Sì, mi era piaciuto davvero. Ma ancora di più era piaciuto alle folle di ragazzi arrapati che ci circondavano sempre in quelle situazioni. Occasioni perfette di rimorchio, in cui mi bastava guardarmi attorno e selezionare il prescelto che avrebbe colmato i miei vuoti almeno per una mezz'oretta, nella migliore delle ipotesi. Ma per Micky non era così. Non concludeva mai nulla. Era stata tradita dal fidanzato quando eravamo al liceo e da allora era diventata cinica e molto distaccata con i ragazzi. Ogni volta che mi appartavo con qualcuno, il giorno dopo mi faceva sentire in colpa, come se l'avessi tradita e abbandonata.

«Dai Micky, non te la prendere. Sai come vanno certe cose... Sarò stata via quanto? Una mezz'ora? Poi sono corsa a cercarti, ma non ti ho trovato.»

«Un'ora bella e buona, Gabi! Me ne sono tornata a casa da sola. A piedi!»

«Senti, mi dispiace davvero. Non so cosa mi sia preso. E quello di cui ci siamo fatte ieri, non mi aiuta di certo. Mi manda troppo su di giri. Ti prometto che non lo farò più. Però ti prego, aiutami a non esagerare!»

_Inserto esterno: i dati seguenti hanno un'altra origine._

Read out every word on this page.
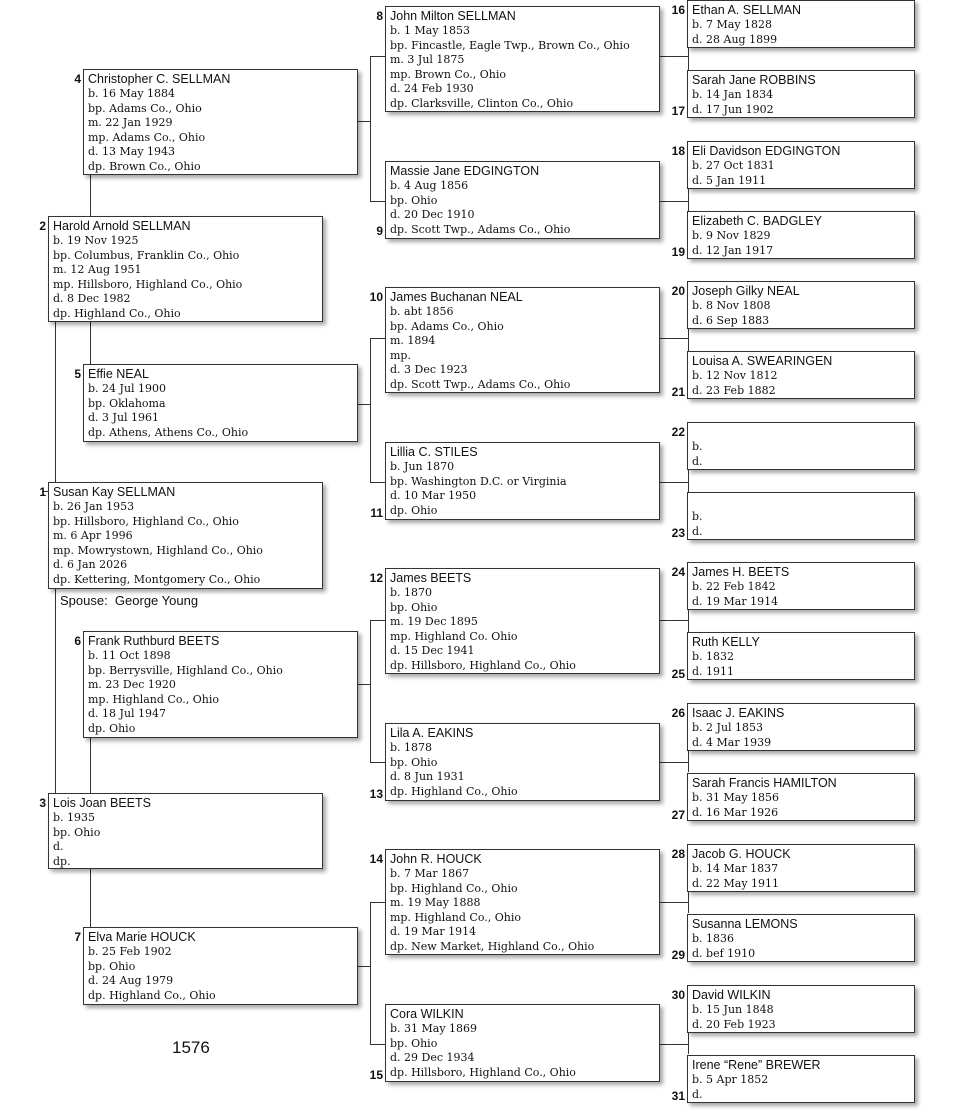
1 Susan Kay SELLMAN
b. 26 Jan 1953
bp. Hillsboro, Highland Co., Ohio
m. 6 Apr 1996
mp. Mowrystown, Highland Co., Ohio
d. 6 Jan 2026
dp. Kettering, Montgomery Co., Ohio
Spouse:  George Young
2 Harold Arnold SELLMAN
b. 19 Nov 1925
bp. Columbus, Franklin Co., Ohio
m. 12 Aug 1951
mp. Hillsboro, Highland Co., Ohio
d. 8 Dec 1982
dp. Highland Co., Ohio
3 Lois Joan BEETS
b. 1935
bp. Ohio
d.
dp.
4 Christopher C. SELLMAN
b. 16 May 1884
bp. Adams Co., Ohio
m. 22 Jan 1929
mp. Adams Co., Ohio
d. 13 May 1943
dp. Brown Co., Ohio
5 Effie NEAL
b. 24 Jul 1900
bp. Oklahoma
d. 3 Jul 1961
dp. Athens, Athens Co., Ohio
6 Frank Ruthburd BEETS
b. 11 Oct 1898
bp. Berrysville, Highland Co., Ohio
m. 23 Dec 1920
mp. Highland Co., Ohio
d. 18 Jul 1947
dp. Ohio
7 Elva Marie HOUCK
b. 25 Feb 1902
bp. Ohio
d. 24 Aug 1979
dp. Highland Co., Ohio
8 John Milton SELLMAN
b. 1 May 1853
bp. Fincastle, Eagle Twp., Brown Co., Ohio
m. 3 Jul 1875
mp. Brown Co., Ohio
d. 24 Feb 1930
dp. Clarksville, Clinton Co., Ohio
9
Massie Jane EDGINGTON
b. 4 Aug 1856
bp. Ohio
d. 20 Dec 1910
dp. Scott Twp., Adams Co., Ohio
10 James Buchanan NEAL
b. abt 1856
bp. Adams Co., Ohio
m. 1894
mp.
d. 3 Dec 1923
dp. Scott Twp., Adams Co., Ohio
11
Lillia C. STILES
b. Jun 1870
bp. Washington D.C. or Virginia
d. 10 Mar 1950
dp. Ohio
12 James BEETS
b. 1870
bp. Ohio
m. 19 Dec 1895
mp. Highland Co. Ohio
d. 15 Dec 1941
dp. Hillsboro, Highland Co., Ohio
13
Lila A. EAKINS
b. 1878
bp. Ohio
d. 8 Jun 1931
dp. Highland Co., Ohio
14 John R. HOUCK
b. 7 Mar 1867
bp. Highland Co., Ohio
m. 19 May 1888
mp. Highland Co., Ohio
d. 19 Mar 1914
dp. New Market, Highland Co., Ohio
15
Cora WILKIN
b. 31 May 1869
bp. Ohio
d. 29 Dec 1934
dp. Hillsboro, Highland Co., Ohio
16 Ethan A. SELLMAN
b. 7 May 1828
d. 28 Aug 1899
17
Sarah Jane ROBBINS
b. 14 Jan 1834
d. 17 Jun 1902
18 Eli Davidson EDGINGTON
b. 27 Oct 1831
d. 5 Jan 1911
19
Elizabeth C. BADGLEY
b. 9 Nov 1829
d. 12 Jan 1917
20 Joseph Gilky NEAL
b. 8 Nov 1808
d. 6 Sep 1883
21
Louisa A. SWEARINGEN
b. 12 Nov 1812
d. 23 Feb 1882
22
b.
d.
23
b.
d.
24 James H. BEETS
b. 22 Feb 1842
d. 19 Mar 1914
25
Ruth KELLY
b. 1832
d. 1911
26 Isaac J. EAKINS
b. 2 Jul 1853
d. 4 Mar 1939
27
Sarah Francis HAMILTON
b. 31 May 1856
d. 16 Mar 1926
28 Jacob G. HOUCK
b. 14 Mar 1837
d. 22 May 1911
29
Susanna LEMONS
b. 1836
d. bef 1910
30 David WILKIN
b. 15 Jun 1848
d. 20 Feb 1923
31
Irene “Rene” BREWER
b. 5 Apr 1852
d.
1576
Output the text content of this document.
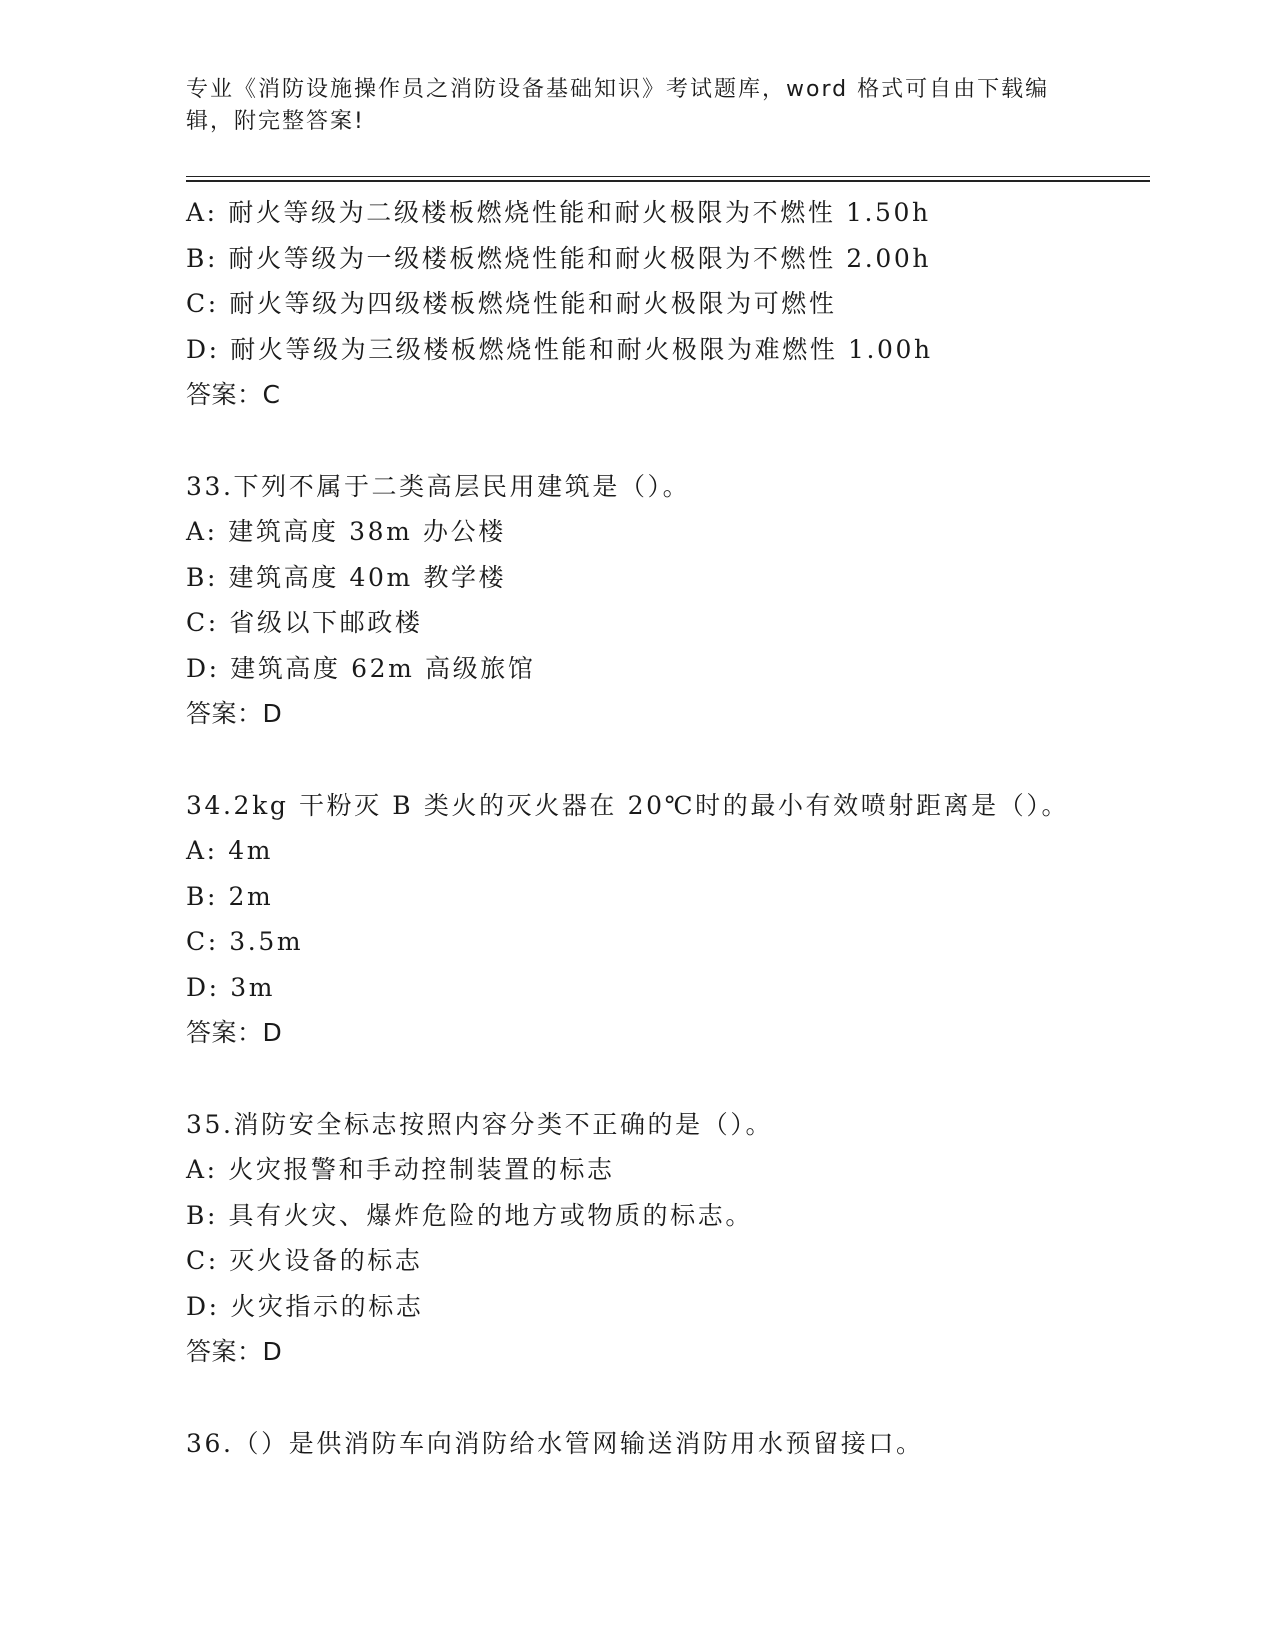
专业《消防设施操作员之消防设备基础知识》考试题库，word 格式可自由下载编
辑，附完整答案!
A: 耐火等级为二级楼板燃烧性能和耐火极限为不燃性 1.50h
B: 耐火等级为一级楼板燃烧性能和耐火极限为不燃性 2.00h
C: 耐火等级为四级楼板燃烧性能和耐火极限为可燃性
D: 耐火等级为三级楼板燃烧性能和耐火极限为难燃性 1.00h
答案：C
33.下列不属于二类高层民用建筑是（）。
A: 建筑高度 38m 办公楼
B: 建筑高度 40m 教学楼
C: 省级以下邮政楼
D: 建筑高度 62m 高级旅馆
答案：D
34.2kg 干粉灭 B 类火的灭火器在 20℃时的最小有效喷射距离是（）。
A: 4m
B: 2m
C: 3.5m
D: 3m
答案：D
35.消防安全标志按照内容分类不正确的是（）。
A: 火灾报警和手动控制装置的标志
B: 具有火灾、爆炸危险的地方或物质的标志。
C: 灭火设备的标志
D: 火灾指示的标志
答案：D
36.（）是供消防车向消防给水管网输送消防用水预留接口。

«Quindi la colpa ora sarebbe mia perché ogni tanto porto 'Bianca'? Come se non ti piacesse la sua compagnia.»

«No, non sto dicendo questo. Volevo solo dire che dovremmo andarci piano, se vogliamo avere serate più sottotono.»

«Sei tu che esageri Gabs, non io! E non voglio serate normali, così come non le vuoi tu. Voglio solo un'amica che non si volatilizzi a ogni festa che andiamo!»

'Bianca', assieme a 'Mary', erano dei nomi in codice per riferirsi rispettivamente alla cocaina e all'erba, che di tanto in tanto Micky recuperava per le serate particolarmente movimentate.

Io non ne sentivo mai l'esigenza e non gliel'avevo mai chiesto, ma quando la portava di certo non mi tiravo indietro, sapendo che la serata avrebbe preso pieghe abbastanza esilaranti, colmando i miei vuoti con divertimenti estremi.

«Micky, mi spiace davvero. Come posso farmi perdonare?»

«Al South&Sound alle due e mezza in punto!»

«Ok, stronzetta. Ci vediamo lì! Se arrivi prima di me prendi i lettini in prima fila.»

Riattaccai. Avevo finto entusiasmo, ma dentro di me la stavo maledicendo. Anche il solo rumore delle onde mi trapanava il cervello e l'ultima cosa che volevo era andare in un locale sulla spiaggia, sotto il sole cocente, dove si ballava e si beveva alle tre del pomeriggio. Tuttavia dovevo farmi perdonare dalla mia amica.

Rientrata in cucina, notai che Susan aveva già pulito e riordinato tutto. Mi diressi verso il pensile dei medicinali, ingurgitai un'aspirina seguita da un bicchierone di acqua e mi trascinai al piano superiore.

«Non svegliatemi per il pranzo!» urlai a Susan e mio padre, i quali erano intenti a ridere e scherzare in camera loro.

Una colazione, una conversazione e una telefonata mi avevano già sfinito in poco meno di un'ora. Impostai la sveglia per non deludere per un'altra volta la mia amica. Tirai le tende oscuranti e mi gettai sul letto, piombando subito in un sonno profondo.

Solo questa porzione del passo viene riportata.